烟气中的SO3、SO2,HF及其它酸性物质会导致塔体金属发生化学腐蚀,脱硫塔内还存在电化学腐蚀、磨蚀、结晶腐蚀、垢下腐蚀和氯离子腐蚀[5]。在以上多种方式的共同作用下,受到内涂玻璃鳞片、聚烯烃共聚物、改性聚脲或纳米复合涂料等物质防护的脱硫塔仍可能发生腐蚀。
目前,对脱硫塔的检测主要有外观损伤、钢材厚度、力学性能、焊缝缺陷检测和构件变形等项目[6]。以上检测项目能够有效对停机后的脱硫塔健康状态进行评测。但是,对运行中的脱硫塔腐蚀状态进行有效检测未见文献报道。结合脱硫塔运行参数和结构参数,本文提出了采用传热学反演的方法根据表面红外热像进行运行中脱硫塔壁厚定量检测,并以某厂的烟气脱硫塔为对象进行了实验验证。
1. 脱硫塔传热模型
研究对象为图 1所示的脱硫塔,其内部环境复杂,无法布置有效的温度测量装置;脱硫过程是一个包含了传热、传质和化学反应的复杂过程,难以准确地用数学语言描述。为了建立脱硫塔的传热模型,本文进行以下简化:
1)脱硫塔为轴对称结构,内壁面热流沿周向分布均匀;
2)脱硫塔内部有玻璃鳞片防腐涂层,涂层质地均匀且热物性参数为各向同性;
3)烟气和石灰浆液对脱硫塔的传热,可等效为对脱硫塔内壁施加有沿轴向分布的加热热流;
4)忽略脱硫塔内部喷嘴和支撑结构对脱硫塔壁面温度分布的影响;
5)忽略脱硫塔内壁和防腐涂层的接触热阻;
6)忽略脱硫塔的轴向导热;
7)脱硫塔的温度场为稳态。
脱硫塔浆液区是腐蚀的重灾区,本文以浆液区段为研究对象,简化后的脱硫塔浆液区如图 2所示,具体几何参数及热物性参数见表 1。脱硫塔内壁s1存在轴向分布热流,外表面s2与环境存在对流换热,且s2面上的温度可以直接测量,其他表面s3绝热。

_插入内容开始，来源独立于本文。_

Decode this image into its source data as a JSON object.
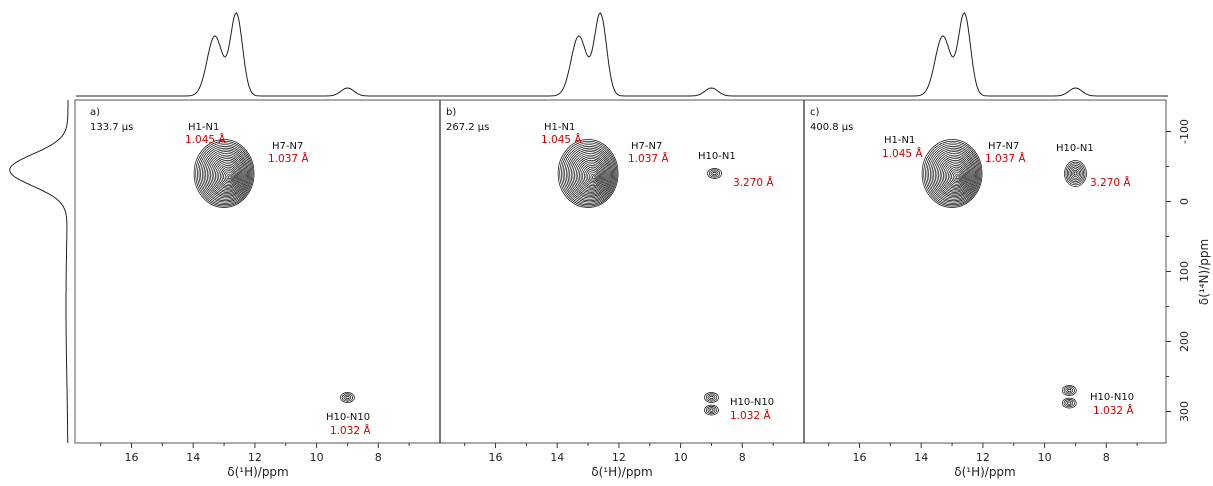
{
  "chart_data": {
    "type": "heatmap",
    "x_axis": {
      "label": "δ(¹H)/ppm",
      "reversed": true,
      "range": [
        17.8,
        6.0
      ],
      "ticks": [
        16,
        14,
        12,
        10,
        8
      ]
    },
    "y_axis": {
      "label": "δ(¹⁴N)/ppm",
      "reversed": true,
      "range": [
        -145,
        345
      ],
      "ticks": [
        -100,
        0,
        100,
        200,
        300
      ],
      "position": "right"
    },
    "top_projection": {
      "axis": "δ(¹H)/ppm",
      "peaks_ppm": [
        13.3,
        12.6,
        9.0
      ]
    },
    "side_projection": {
      "axis": "δ(¹⁴N)/ppm",
      "peaks_ppm": [
        -45
      ]
    },
    "panels": [
      {
        "label": "a)",
        "time": "133.7 μs",
        "annotations": [
          {
            "name": "H1-N1",
            "distance": "1.045 Å"
          },
          {
            "name": "H7-N7",
            "distance": "1.037 Å"
          },
          {
            "name": "H10-N10",
            "distance": "1.032 Å"
          }
        ],
        "peaks": [
          {
            "x": 13.0,
            "y": -40,
            "shape": "big"
          },
          {
            "x": 9.0,
            "y": 280,
            "shape": "small"
          }
        ]
      },
      {
        "label": "b)",
        "time": "267.2 μs",
        "annotations": [
          {
            "name": "H1-N1",
            "distance": "1.045 Å"
          },
          {
            "name": "H7-N7",
            "distance": "1.037 Å"
          },
          {
            "name": "H10-N1",
            "distance": "3.270 Å"
          },
          {
            "name": "H10-N10",
            "distance": "1.032 Å"
          }
        ],
        "peaks": [
          {
            "x": 13.0,
            "y": -40,
            "shape": "big"
          },
          {
            "x": 8.9,
            "y": -40,
            "shape": "small"
          },
          {
            "x": 9.0,
            "y": 280,
            "shape": "small"
          },
          {
            "x": 9.0,
            "y": 298,
            "shape": "small"
          }
        ]
      },
      {
        "label": "c)",
        "time": "400.8 μs",
        "annotations": [
          {
            "name": "H1-N1",
            "distance": "1.045 Å"
          },
          {
            "name": "H7-N7",
            "distance": "1.037 Å"
          },
          {
            "name": "H10-N1",
            "distance": "3.270 Å"
          },
          {
            "name": "H10-N10",
            "distance": "1.032 Å"
          }
        ],
        "peaks": [
          {
            "x": 13.0,
            "y": -40,
            "shape": "big"
          },
          {
            "x": 9.0,
            "y": -40,
            "shape": "medium"
          },
          {
            "x": 9.2,
            "y": 270,
            "shape": "small"
          },
          {
            "x": 9.2,
            "y": 288,
            "shape": "small"
          }
        ]
      }
    ]
  }
}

记x=(ϕ, θ, z)为空间坐标向量,脱硫塔温度场的控制方程为:
表 1 脱硫塔几何参数及热物性参数Table 1. Geometric parameters and thermophysical parameters ofdesulfurization towerMaterial Thickness /
mmDiameter/
mmThermal conductivity/
[W/(m·K)]Anticorrosive
coating4 5520 0.35 The tower wall 14 5528 48.85 $$\frac{1}{r}\frac{\partial }{{\partial r}}(\lambda (\mathit{\boldsymbol{x}})r\frac{{\partial T(\mathit{\boldsymbol{x}})}}{{\partial r}}) + \frac{1}{{{r^2}}}\frac{\partial }{{\partial \varphi }}(\lambda (\mathit{\boldsymbol{x}})\frac{{\partial T(\mathit{\boldsymbol{x}})}}{{\partial \varphi }}) + \frac{\partial }{{\partial z}}(\lambda (\mathit{\boldsymbol{x}})\frac{{\partial T(\mathit{\boldsymbol{x}})}}{{\partial z}}) = 0$$ (1) 边界条件为:
$$ - \lambda (\mathit{\pmb{x}})\frac{{\partial T(\mathit{\pmb{x}})}}{{\partial n}} = q(z)\;\quad \mathit{\pmb{x}} \in {s_1}$$ (2) $$ - \lambda (\mathit{\pmb{x}})\frac{{\partial T(\mathit{\pmb{x}})}}{{\partial n}} = h(T(\mathit{\pmb{x}}) - {T_f})\;\quad \mathit{\pmb{x}} \in {s_2}$$ (3) $$ - \lambda ({\mathit{\pmb{x}}})\frac{{\partial T({\mathit{\pmb{x}}})}}{{\partial n}} = 0\;\;\;\;\;{\mathit{\pmb{x}}} \in {s_3}$$ (4) 式中:q(z)为内壁沿轴向z的热流密度分布;h为表面s2的对流换热系数;Tf为环境温度;n为表面的外法线方向。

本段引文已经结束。